Alguns intérpretes do direito ainda provocam a sociedade alegando que os
cartórios deveriam requerer o canhoto da nota fiscal ou documento
probatório, para protocolização do título na serventia. Data venia, a
obrigatoriedade de tais documentos existiam antes do advento do Decreto nº
436/69, que modificou a Lei de Duplicata, dando nova redação. Vejamos:
“Artigo 13 – A duplicata é protestável por falta de aceite, de devolução ou
pagamento”. O tabelião não pode exigir do apresentante aquilo que não está
expresso em lei. Nesse caso em comento, a redação atual afasta a
aplicabilidade do tabelião no requerimento de comprovante de entrega de
mercadoria ou outro comprovante da relação jurídica.
Outro aspecto, de ordem processual e procedimental, é a responsabilidade
civil e criminal sobre a titularidade do tabelião no momento da
protocolização do título ou documento de dívida. O artigo 3º, da Lei de
Protestos, expõe competência do tabelião no recebimento do documento para
protesto. Vejamos: “Compete privativamente ao tabelião de protesto de
títulos, na tutela dos interesses públicos e privados, a protocolização, a
intimação, o acolhimento da devolução ou do aceite, o recebimento do
pagamento, do título e de outros documentos de dívida”. Depare-se que a
responsabilidade do tabelião é averiguar se existe vício no documento
apresentado; não cabe a ele averiguar o negócio jurídico entre o devedor e o
sacador do título.
Destarte, o legislador opera de forma clara e sucinta quanto à
responsabilidade civil ou criminal daquele que apresenta títulos ou
documentos de dívida em cartório, que figurou por fraude, estelionato ou
qualquer outro ato ilícito. Vejamos a aplicabilidade do artigo 5º, parágrafo
único da Lei de Protestos: “Art. 5º – Parágrafo único: Ao apresentante será
entregue recibo com as características essenciais do título ou documento de
dívida, sendo de sua responsabilidade os dados fornecidos”.
Em matéria de responsabilidade civil ou criminal, o legislador aplica ao
apresentante do título ou documento de dívida a responsabilidade dos dados
fornecidos ao tabelião de protestos.
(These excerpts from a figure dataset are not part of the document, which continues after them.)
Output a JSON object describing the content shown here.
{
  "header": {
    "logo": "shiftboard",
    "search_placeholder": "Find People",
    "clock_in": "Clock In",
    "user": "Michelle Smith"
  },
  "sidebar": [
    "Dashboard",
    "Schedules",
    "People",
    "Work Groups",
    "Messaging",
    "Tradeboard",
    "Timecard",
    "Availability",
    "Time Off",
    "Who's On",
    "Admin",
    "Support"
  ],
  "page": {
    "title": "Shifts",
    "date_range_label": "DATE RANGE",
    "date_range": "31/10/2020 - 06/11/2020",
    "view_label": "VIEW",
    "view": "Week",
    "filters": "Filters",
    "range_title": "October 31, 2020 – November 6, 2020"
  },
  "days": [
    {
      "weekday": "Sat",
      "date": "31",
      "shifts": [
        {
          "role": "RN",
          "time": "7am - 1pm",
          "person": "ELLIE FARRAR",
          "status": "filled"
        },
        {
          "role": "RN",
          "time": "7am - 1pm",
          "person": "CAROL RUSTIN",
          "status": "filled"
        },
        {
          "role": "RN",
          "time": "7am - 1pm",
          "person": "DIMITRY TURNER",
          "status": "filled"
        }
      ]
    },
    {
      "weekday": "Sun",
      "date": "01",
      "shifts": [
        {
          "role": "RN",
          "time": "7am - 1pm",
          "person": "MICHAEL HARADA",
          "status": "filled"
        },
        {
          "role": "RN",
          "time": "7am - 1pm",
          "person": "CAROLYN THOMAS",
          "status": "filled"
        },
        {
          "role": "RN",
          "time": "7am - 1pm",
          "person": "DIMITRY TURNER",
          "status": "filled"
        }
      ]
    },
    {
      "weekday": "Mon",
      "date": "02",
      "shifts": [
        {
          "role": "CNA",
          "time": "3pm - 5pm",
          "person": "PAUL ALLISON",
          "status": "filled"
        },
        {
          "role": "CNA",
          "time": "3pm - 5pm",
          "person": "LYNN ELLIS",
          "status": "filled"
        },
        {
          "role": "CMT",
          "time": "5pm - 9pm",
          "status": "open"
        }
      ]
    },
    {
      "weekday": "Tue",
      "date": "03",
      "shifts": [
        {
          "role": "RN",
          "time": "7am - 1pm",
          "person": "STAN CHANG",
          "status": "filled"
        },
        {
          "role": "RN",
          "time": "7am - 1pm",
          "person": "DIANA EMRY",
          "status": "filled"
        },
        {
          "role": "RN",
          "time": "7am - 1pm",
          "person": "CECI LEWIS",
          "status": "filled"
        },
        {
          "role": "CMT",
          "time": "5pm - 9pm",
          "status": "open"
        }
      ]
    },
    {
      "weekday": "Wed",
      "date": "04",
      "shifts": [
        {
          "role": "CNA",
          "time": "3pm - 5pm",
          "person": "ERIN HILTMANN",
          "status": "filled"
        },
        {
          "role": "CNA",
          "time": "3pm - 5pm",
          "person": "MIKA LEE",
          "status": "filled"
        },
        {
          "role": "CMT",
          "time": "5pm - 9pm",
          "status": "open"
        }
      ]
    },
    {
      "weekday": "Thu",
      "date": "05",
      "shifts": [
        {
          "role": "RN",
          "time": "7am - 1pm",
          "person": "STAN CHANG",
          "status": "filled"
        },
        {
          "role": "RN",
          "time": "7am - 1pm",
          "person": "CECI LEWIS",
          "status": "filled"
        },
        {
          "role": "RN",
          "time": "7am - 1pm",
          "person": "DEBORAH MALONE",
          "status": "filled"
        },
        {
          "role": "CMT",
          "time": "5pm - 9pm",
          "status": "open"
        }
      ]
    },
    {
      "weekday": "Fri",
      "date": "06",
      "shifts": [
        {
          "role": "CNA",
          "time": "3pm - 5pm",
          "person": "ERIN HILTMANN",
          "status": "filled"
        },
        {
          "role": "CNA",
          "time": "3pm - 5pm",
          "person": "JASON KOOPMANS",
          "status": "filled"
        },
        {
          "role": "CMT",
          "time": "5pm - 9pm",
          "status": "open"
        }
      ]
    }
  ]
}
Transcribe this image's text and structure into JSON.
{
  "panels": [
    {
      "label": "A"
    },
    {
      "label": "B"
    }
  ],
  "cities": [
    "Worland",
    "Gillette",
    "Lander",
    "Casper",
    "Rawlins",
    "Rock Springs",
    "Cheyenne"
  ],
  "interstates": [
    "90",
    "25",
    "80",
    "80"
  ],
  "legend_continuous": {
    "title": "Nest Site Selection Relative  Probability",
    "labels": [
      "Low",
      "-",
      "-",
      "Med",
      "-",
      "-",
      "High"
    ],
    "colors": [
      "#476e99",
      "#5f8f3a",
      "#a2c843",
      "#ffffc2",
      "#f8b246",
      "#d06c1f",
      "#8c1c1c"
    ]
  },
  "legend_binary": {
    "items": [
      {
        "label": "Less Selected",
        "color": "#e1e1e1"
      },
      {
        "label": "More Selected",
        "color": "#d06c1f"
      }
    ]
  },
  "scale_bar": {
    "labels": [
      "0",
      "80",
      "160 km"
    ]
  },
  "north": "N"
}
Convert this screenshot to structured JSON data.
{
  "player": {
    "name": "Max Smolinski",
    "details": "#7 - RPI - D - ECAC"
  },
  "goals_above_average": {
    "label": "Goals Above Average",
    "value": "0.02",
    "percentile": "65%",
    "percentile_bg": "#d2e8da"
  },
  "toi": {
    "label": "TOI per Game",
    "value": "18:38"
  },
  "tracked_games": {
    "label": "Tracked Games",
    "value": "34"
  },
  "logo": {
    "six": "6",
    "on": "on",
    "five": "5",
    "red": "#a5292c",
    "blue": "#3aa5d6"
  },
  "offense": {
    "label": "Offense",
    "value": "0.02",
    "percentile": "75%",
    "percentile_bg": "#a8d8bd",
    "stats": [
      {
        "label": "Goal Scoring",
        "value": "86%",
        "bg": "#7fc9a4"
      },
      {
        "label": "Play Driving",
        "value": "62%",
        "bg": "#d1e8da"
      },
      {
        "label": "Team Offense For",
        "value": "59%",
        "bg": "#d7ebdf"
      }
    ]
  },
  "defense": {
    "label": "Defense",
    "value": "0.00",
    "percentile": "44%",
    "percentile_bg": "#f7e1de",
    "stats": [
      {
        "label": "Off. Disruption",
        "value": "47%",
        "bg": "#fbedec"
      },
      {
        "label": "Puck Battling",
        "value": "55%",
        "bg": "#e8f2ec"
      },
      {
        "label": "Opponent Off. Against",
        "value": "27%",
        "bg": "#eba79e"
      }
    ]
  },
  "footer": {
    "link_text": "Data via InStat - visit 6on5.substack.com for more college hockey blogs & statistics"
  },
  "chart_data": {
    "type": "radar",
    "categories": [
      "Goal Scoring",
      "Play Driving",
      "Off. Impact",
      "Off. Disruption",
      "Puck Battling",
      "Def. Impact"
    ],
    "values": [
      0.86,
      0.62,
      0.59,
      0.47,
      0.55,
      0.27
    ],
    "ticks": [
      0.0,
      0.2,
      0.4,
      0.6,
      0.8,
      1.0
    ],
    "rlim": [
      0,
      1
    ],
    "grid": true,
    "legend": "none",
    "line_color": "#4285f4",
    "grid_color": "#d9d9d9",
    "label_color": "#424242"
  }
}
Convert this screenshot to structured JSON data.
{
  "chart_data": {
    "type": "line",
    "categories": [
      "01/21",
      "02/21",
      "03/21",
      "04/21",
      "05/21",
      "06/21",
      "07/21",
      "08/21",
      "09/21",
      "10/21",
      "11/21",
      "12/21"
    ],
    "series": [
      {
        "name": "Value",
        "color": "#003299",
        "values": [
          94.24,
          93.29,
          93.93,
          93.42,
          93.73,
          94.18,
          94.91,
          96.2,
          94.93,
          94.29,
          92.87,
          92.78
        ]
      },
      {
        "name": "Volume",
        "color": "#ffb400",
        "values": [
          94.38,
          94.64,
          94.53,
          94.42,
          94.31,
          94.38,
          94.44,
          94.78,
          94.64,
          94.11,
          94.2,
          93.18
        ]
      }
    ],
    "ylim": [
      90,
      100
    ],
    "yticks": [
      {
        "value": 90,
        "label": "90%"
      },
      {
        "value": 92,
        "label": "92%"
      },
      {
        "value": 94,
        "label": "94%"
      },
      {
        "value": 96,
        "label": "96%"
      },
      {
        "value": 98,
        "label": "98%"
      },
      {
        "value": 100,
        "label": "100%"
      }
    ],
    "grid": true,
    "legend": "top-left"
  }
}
Cabe à instituição financeira, nos
casos de endosso mandato ou endosso translativo, a observância legal de
boa-fé ou má-fé do sacador do título, requerendo comprovantes probatórios do
negócio jurídico subjacente.
Por fim, a dificuldade não reside na interpretação da norma ou na finalidade
a que propõe o legislador no instituto de protesto e, sim, na falta de
conhecimento legal e procedimental de alguns intérpretes do direito.